You are given a rooted tree $T$ of $n$ nodes and a graph $G$ of $n$ nodes. Initially, the graph $G$ has no edges. There are two types of queries:

• $1\ x\ y\ w$: Add an edge of weight $w$ between nodes $x$ and $y$ in $G$
• $2\ v\ p$: Consider that the edge between $v$ and its parent in $T$ is deleted which decomposes $T$ into 2 connected components. You need to find the sum of weights of all edges like $x$ in $G$ such that:
  • The weight of $x$ is divisible by $p$
  • If an edge is added in $T$ between the same endpoints as $x$ then again we will get a tree (it will connect the two components). Note that the edge is deleted only for that particular query. 

Input:

• First line: Two integers $n, q (1 \le n \le 200\ 000,  1 \le q \le 300\ 000)$
• Second line: $n-1$ integers where $(i)th$ integer is the number of the parent of $(i + 1)th$ node. $1$ is the root of the tree.
• Next $q$ lines: Contains a description of queries.
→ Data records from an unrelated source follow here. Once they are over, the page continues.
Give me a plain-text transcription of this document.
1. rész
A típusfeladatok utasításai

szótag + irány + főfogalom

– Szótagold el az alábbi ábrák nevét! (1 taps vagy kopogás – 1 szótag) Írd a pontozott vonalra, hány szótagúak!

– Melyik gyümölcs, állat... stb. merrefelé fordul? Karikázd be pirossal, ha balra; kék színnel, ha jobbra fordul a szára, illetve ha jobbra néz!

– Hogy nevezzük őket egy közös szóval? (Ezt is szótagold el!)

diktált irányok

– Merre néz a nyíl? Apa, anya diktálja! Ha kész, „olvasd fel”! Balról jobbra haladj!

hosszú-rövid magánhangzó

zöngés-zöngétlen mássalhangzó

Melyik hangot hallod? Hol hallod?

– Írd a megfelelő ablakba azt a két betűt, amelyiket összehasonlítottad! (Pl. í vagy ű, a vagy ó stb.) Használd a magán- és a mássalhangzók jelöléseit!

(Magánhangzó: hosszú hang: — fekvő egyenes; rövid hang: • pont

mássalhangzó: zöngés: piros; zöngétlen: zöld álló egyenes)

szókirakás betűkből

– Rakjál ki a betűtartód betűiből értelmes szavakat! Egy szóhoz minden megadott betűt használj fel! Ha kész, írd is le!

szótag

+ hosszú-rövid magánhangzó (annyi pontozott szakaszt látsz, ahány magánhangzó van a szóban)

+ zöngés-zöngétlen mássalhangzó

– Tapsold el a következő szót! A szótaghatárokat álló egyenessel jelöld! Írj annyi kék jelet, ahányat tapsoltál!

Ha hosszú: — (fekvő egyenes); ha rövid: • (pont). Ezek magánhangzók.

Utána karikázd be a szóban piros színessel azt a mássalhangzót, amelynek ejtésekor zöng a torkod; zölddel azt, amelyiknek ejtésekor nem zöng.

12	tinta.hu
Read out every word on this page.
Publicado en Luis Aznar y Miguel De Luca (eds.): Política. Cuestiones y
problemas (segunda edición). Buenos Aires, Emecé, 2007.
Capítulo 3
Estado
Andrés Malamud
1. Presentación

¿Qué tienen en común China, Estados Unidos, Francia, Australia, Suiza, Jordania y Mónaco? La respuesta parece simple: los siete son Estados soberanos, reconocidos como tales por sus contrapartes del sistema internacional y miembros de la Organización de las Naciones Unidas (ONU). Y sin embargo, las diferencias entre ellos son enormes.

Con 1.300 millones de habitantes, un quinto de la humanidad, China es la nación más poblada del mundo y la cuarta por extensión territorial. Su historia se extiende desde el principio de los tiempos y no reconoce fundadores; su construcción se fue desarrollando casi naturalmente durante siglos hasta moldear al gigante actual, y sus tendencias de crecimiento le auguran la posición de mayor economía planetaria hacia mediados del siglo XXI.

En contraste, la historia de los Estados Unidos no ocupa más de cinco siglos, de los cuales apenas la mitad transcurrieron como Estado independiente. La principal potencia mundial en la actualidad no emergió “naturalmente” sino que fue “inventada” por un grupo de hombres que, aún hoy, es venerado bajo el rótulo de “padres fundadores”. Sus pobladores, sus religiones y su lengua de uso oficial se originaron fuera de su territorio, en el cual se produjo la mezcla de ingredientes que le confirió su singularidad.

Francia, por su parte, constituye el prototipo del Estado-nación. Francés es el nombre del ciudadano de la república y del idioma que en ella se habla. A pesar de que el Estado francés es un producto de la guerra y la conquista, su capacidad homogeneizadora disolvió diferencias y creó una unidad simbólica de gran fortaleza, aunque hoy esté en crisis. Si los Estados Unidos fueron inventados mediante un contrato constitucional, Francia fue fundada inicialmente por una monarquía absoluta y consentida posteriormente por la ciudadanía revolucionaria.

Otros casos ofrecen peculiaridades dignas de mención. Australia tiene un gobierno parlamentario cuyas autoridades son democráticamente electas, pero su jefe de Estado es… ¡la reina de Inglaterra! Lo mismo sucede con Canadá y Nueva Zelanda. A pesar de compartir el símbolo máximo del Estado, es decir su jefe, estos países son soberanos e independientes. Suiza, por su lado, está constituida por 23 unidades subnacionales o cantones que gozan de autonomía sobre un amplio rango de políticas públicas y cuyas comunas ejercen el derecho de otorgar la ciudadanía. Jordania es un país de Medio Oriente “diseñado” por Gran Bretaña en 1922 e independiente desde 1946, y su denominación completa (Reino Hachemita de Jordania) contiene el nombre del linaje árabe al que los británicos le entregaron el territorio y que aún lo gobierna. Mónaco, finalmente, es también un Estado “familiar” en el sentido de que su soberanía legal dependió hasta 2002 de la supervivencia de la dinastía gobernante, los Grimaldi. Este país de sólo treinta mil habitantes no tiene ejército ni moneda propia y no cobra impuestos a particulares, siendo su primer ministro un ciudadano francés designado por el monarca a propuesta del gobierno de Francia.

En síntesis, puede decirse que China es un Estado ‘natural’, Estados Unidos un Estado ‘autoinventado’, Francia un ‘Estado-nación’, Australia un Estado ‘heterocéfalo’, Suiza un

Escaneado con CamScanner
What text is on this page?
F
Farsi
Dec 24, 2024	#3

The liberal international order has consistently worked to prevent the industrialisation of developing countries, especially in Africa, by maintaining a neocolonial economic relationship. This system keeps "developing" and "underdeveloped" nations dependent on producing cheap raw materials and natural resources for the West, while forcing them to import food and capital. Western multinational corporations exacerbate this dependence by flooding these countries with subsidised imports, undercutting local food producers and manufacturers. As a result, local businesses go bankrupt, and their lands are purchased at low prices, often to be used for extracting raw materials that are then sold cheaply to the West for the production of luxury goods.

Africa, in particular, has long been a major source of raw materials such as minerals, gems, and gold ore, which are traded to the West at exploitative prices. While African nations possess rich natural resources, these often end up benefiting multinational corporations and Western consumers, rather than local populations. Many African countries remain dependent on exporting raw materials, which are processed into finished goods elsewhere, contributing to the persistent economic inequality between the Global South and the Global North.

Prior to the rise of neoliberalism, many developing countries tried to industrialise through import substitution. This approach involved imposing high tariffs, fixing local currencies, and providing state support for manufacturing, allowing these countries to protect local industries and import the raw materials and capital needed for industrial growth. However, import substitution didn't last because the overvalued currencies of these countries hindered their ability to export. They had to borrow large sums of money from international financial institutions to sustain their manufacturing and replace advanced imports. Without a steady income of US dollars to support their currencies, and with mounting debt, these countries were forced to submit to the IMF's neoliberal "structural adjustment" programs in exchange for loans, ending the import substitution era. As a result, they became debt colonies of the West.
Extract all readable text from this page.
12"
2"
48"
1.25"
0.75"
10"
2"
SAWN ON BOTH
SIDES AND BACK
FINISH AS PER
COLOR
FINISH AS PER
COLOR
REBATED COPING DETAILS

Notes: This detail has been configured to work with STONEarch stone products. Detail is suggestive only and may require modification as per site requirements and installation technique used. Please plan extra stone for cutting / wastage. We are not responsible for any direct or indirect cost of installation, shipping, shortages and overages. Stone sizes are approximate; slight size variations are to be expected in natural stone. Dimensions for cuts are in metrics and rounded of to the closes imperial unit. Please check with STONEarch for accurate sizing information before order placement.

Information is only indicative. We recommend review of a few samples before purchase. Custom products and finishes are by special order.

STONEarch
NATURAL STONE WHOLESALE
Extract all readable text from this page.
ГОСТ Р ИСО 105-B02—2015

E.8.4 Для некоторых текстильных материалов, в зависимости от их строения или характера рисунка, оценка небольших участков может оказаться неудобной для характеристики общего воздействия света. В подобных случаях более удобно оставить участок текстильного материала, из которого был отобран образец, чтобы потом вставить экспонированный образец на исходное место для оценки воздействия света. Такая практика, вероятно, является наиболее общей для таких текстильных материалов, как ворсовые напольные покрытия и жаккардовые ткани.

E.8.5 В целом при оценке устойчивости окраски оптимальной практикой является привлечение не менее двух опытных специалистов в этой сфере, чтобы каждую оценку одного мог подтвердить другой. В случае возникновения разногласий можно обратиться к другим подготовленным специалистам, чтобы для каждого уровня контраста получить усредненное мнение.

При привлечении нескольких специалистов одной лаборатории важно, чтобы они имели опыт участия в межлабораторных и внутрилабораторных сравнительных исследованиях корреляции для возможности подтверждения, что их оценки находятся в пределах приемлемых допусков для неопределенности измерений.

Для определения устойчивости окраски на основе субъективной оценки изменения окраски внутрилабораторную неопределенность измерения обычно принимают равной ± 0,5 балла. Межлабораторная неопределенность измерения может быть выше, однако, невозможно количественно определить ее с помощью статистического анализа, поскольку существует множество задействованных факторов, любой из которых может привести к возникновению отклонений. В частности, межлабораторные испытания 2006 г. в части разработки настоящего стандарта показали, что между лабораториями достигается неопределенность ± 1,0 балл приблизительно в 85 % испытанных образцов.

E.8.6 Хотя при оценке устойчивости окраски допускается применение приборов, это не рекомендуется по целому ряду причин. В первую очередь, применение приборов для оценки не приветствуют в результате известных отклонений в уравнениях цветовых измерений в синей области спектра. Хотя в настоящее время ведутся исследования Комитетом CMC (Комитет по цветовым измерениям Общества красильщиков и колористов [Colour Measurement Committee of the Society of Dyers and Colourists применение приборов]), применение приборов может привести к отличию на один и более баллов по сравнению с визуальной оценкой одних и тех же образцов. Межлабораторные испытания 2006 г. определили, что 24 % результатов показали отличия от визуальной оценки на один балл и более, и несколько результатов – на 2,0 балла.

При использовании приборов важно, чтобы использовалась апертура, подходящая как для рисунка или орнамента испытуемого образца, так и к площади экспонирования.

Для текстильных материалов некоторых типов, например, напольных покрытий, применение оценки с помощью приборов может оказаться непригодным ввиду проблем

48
One query per line as described in the question $(1 \le w,p \le 1\ 000\ 000, 1 \le x, y \le n, 2 \le v \le n)$, $p$ is prime
• The graph $G$ may have self-loops and multiple edges.
• Queries are encrypted, hence you have to answer queries online. If $lastAns$ is the answer of the last query of type 2 (zero if not present), then you must decrypt queries as follows:
  • $1\ x'\ y'$ must be decrypted as $x = (x' + lastAns - 1) \mod n + 1, y = (y' + lastAns - 1) \mod n + 1$
  • $2\ v'$ must be decrypted as $v = (v' + lastAns - 1) \mod (n - 1) + 2$.

Output:
For each query of the second type, print the answer in a seperate line.